Opposition climate change spokesman Mark Butler said that was rubbish.
"We allow business to trade in every other robust international market, why on earth would we not allow them to trade in international carbon markets - provided, of course that they're robust and they're credible," he said.
"What we need is cuts in pollution. Whether they are from the Australian carbon farming sector or overseas robust credible markets or the electricity sector, the important thing is for cuts in pollution to be achieved."
Business across the board told Labor they wanted to expand the safeguard mechanism rather than start from scratch.
The mechanism, which currently applies to 140 companies, sets a baseline of emissions for businesses.
If they pollute more than that they must buy offset credits to surrender to government.
Some big polluters had their baseline set above their worst polluting days, meaning the limit effectively allowed them to increase emissions.
Only a handful of companies have exceeded their existing limits and the government made changes in 2018 that allows the baseline to be moved higher if a business expands production.
Mr Butler said Labor would significantly expand the range of ways to offset emissions, including again allowing access to international markets after the coalition under Tony Abbott banned the practice.
This would lead to businesses being able to choose the most efficient and cost-effective manner to offset emissions, and would also let them sell their own credits if they cut pollution below their baseline, he said.
Last year, the businesses already covered by the safeguard mechanism surrendered about 450,000 permits, with some having to buy carbon farming offsets at $12-15 a tonne - more expensive than international credits.

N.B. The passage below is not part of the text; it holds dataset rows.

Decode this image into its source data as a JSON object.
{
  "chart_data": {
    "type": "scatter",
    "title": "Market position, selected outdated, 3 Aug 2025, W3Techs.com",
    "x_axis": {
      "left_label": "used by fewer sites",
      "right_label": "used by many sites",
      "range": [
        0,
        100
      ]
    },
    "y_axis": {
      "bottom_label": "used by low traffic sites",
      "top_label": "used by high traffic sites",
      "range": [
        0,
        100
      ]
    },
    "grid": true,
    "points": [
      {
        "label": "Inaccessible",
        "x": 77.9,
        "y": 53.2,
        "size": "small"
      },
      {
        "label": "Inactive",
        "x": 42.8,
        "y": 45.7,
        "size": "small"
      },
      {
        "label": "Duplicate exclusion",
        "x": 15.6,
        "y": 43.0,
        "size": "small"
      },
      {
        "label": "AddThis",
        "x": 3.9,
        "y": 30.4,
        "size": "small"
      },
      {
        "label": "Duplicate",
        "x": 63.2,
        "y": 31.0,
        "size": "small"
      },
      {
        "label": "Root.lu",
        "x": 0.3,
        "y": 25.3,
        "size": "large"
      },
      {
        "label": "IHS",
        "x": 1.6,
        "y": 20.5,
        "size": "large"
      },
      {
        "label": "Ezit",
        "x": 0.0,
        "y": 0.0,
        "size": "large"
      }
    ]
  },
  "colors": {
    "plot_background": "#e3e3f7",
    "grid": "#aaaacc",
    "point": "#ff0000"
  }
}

Labor also confirmed it will not use carbon credits from the earlier Kyoto climate agreement to meet Australia's targets under the Paris agreement.
Agriculture and electricity generators will not be covered by the expanded safeguard mechanism.
A $300 million fund will help trade-exposed industries like steel, aluminium and cement manufacturing to remain internationally competitive.
Labor will also set a national electric vehicle target of 50 per cent of new car sales by 2030, as Australia lags behind other developed nations in adopting the new models.